Haaland zidentyfikował także szerszy problem, na który City nie ma wpływu: ogólną jakość Premier League. Wtorkowe zwycięstwo przesunęło 10-krotnych mistrzów na odległość dwóch punktów od Arsenalu. Następnie zasięg pięciu punktów obejmuje wszystkich, od Chelsea na trzeciej pozycji aż do Bournemouth na 14. pozycji. Stare powiedzenie, iż „każdy może pokonać każdego” w najwyższej klasie rozgrywkowej Anglii, często przypominało samogratulację menadżerowi marki Best League In The World, ale rzadko wydawało się tak prawdziwe jak teraz.

„Zespoły są bardzo dobre” – powiedział Haaland. „Fulham to naprawdę dobry zespół. Ludzie przychodzą tutaj i mają duże problemy. Spójrz na Arsenal. Przychodzą i walczą, ale wygrywają. Zjednoczeni… jest wiele drużyn, które przychodzą tutaj i mają problemy.

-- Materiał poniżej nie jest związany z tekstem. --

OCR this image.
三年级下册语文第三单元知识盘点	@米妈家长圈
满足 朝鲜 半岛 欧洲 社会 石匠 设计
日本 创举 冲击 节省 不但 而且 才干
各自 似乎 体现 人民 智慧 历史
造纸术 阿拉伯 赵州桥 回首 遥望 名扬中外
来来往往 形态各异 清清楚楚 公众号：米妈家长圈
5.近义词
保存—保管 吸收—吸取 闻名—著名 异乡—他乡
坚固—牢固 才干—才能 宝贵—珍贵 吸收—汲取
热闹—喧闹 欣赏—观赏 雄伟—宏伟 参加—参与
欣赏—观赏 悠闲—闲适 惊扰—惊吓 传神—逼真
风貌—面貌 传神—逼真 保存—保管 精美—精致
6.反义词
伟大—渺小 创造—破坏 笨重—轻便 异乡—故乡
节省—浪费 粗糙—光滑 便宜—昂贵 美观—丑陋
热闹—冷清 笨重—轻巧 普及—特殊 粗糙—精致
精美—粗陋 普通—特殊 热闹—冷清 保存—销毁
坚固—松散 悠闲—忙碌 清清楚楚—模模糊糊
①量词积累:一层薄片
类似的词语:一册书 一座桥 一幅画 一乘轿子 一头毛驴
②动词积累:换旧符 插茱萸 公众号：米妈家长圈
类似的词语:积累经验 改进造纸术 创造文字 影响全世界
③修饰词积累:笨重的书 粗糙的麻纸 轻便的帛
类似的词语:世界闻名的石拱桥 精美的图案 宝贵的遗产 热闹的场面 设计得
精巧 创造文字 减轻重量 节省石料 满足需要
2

„Średnia w Premier League jest niesamowita. Kiedy spojrzysz na wszystkie drużyny, jak dobry jest każdy z nich, to jest niesamowite. Fulham to twarda drużyna, a kiedy przestaliśmy grać w drugiej połowie, zrobiło się ciężko. Nabrali rozpędu, strzelili gole, a my przestaliśmy grać. Musimy dalej grać, musimy utrzymać się przy piłce. To właśnie musimy zrobić. „

A Haaland musi przez cały czas strzelać. Ze wszystkich rzeczy, nad którymi zastanawiał się Guardiola po niezwykłym meczu, prawdopodobnie właśnie tym powinien się martwić najmniej.